Verizon Wireless, the large US cellular network with over 100 million subscribers, filed a request for additional spectrum from the FAA. The 299 page submission explains how they are already planning for small cells, but argues for additional spectrum to meet demand and suggests that small cells can't alone provide the capacity required. Is this true?
An aggressive LTE rollout
Verizon has invested heavily in its LTE deployment. The lower frequencies it uses at 700MHz provide longer range and better in-building penetration, meaning that initial coverage can be achieved with fewer cellsites. Over 200 million (out of 311 million total US population) are already covered by LTE, and the network is planned to match 3G coverage nationwide by the end of 2013.
Their LTE service is not only targetted at existing 3G smartphone users. They'll slap an LTE on the outside of your home to replace slower DSL wireline service too, although the same data pricing applies. And Apple's latest iPad 3 announced in San Francisco today is reported to support the super fast LTE technology too, with plain-clothes undercover Verizon employees installing LTE in Apple stores prior to the launch.
As more customers take up the service and usage grows, Verizon will need to add further capacity to meet demand. My guess is that they have several choices on how to do that, such as:
a) Increase capacity at existing sites, expanding each to be multi-sector rather than single sector; adding equipment to use all available frequencies; upgrading to the latest standards such as LTE-Advanced; making best use of proprietary features such as Self-Optimising Networks to tune the system to best advantage.
b) Buy more spectrum for use at existing LTE sites. Similar to (a) above, but requires legal access to extra frequencies and installing more kit. This is what the current FAA submission is all about.
c) Upgrade more 3G cellsites to have LTE as well. The longer range of LTE means that initial coverage can be achieved from fewer cellsites, so this would make use of existing locations to expand capacity.
d) Add new LTE small cells in specific areas (indoor and outdoor) with high traffic capacity that can't be served from existing sites.
e) "Refarm" existing 2G/3G frequencies by reallocating their use for LTE, once enough of the customers have LTE capable devices to use it instead
These are not mutually exclusive and all options may be used to some extent at the same time at different stages of the migration. For example, Japan has turned off it's old PDH 2G system and has already reallocated the spectrum. Korean operators are actively deploying small cells. By comparison, Verizon is seeking more spectrum to solve the same problem. Meanwhile, AT&T has acquired Qualcomm's spectrum licenses for $1.93 billion, and has started indicating it will refarm its 2G 1900 MHz spectrum.

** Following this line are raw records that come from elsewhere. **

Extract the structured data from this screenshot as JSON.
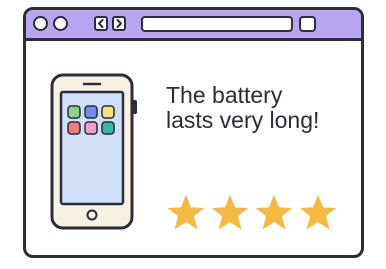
{
  "review": {
    "text": "The battery\nlasts very long!",
    "rating": 4,
    "rating_max": 4
  },
  "colors": {
    "titlebar": "#b9a6f0",
    "outline": "#2c2c3a",
    "phone_screen": "#cfe0f7",
    "phone_body": "#f7f1e3",
    "star": "#f5b942",
    "app_green": "#8fd18b",
    "app_blue": "#6f8ff0",
    "app_yellow": "#f5e27a",
    "app_red": "#f07a7a",
    "app_pink": "#f0a0c8",
    "app_teal": "#3fb6a8"
  },
  "icons": {
    "back": "chevron-left-icon",
    "forward": "chevron-right-icon",
    "star": "star-icon",
    "phone": "smartphone-icon"
  }
}
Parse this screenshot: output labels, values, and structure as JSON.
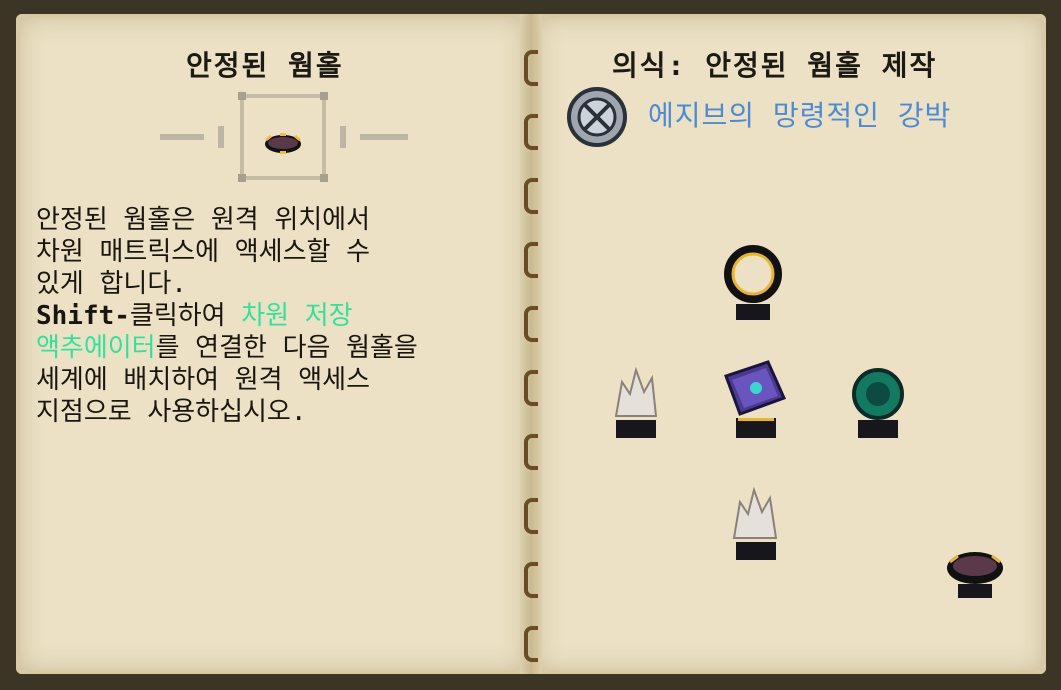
{
  "left_page": {
    "title": "안정된 웜홀",
    "body_line1": "안정된 웜홀은 원격 위치에서",
    "body_line2": "차원 매트릭스에 액세스할 수",
    "body_line3": "있게 합니다.",
    "shift": "Shift-",
    "click_text": "클릭하여 ",
    "link1": "차원 저장",
    "link2": "액추에이터",
    "body_line5_rest": "를 연결한 다음 웜홀을",
    "body_line6": "세계에 배치하여 원격 액세스",
    "body_line7": "지점으로 사용하십시오."
  },
  "right_page": {
    "title": "의식: 안정된 웜홀 제작",
    "research": "에지브의 망령적인 강박"
  },
  "colors": {
    "page": "#ece1c4",
    "text": "#18160f",
    "link": "#2fe39a",
    "research": "#4a8bd6"
  },
  "icons": [
    "wormhole-item-icon",
    "research-medallion-icon",
    "gold-ring-icon",
    "quartz-crystal-icon",
    "arcane-book-icon",
    "ender-pearl-icon",
    "stable-wormhole-icon"
  ]
}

As always, the tradeoff between costs and capability are substantial – if you can get more spectrum for low cost, it might make it a lot cheaper to add capacity than install more cells. However, spectrum is limited and on its own won't give anything like the extra capacity required. Double the spectrum giving 2x capacity compares with 10x to 100x more capacity gain from high density small cell deployment.
Verizon makes the case for more LTE spectrum
There's a major battle for spectrum going on in the US between Verizon and T-Mobile. In a detailed submission to the FCC, Verizon argue that they must have more spectrum or their LTE network will run out of capacity as soon as the end of 2013. Verizon has cut a $3.9 Billion deal to buy spectrum from the Cable companies who no longer require it and this is being strongly appealed by T-Mobile as uncompetitive.
Wouldn't small cells solve the problem instead?
Fierce Wireless reported the submission, quoting Bill Stone, Executive Director of Network Strategy: "..as the technology becomes available and matures, Verizon Wireless will be deploying small cells aggressively to increase system capacity."
But he still doesn't believe that small cells will provide enough traffic capacity to handle the predicted growth, saying "While femtocells provide some congestion relief, they will never be able to meet the skyrocketing demand that I detailed above, because they offload only a small fraction of a sector's traffic,".
I don't agree with that view. While a 4 channel residential femtocell can't directly match the capacity of a 200+ channel macrocell today, there are now a wide range of small cells being marketed with much higher capacity. The idea is that many small cells are deployed across areas of high traffic demand and together deliver much greater total capacity. For example, we've seen examples where a couple of enterprise femtocells deployed inside high traffic corporate premises can treble the capacity of an existing outdoor macrocell.
It's also worth considering that the capacity of small cells is increasing all the time. 3G metrocells with 32 or 64 channel are already available and new LTE small cells are being introduced. To be fair, many are still in the trial stages rather than full commercial deployment, but will mature as LTE takeup increases worldwide.
And in the pipeline, we have several chipset vendors announcing astonishing capacity and capability which promise even more.
There isn't a single solution to the data capacity demand on wireless networks, and for sure more spectrum will be an important part of the mix. But rather than discounting small cells as making a small contribution, I'd argue that network operators need to incorporate these into their strategic plans sooner rather than later. In the long term, they will be handling the majority of traffic.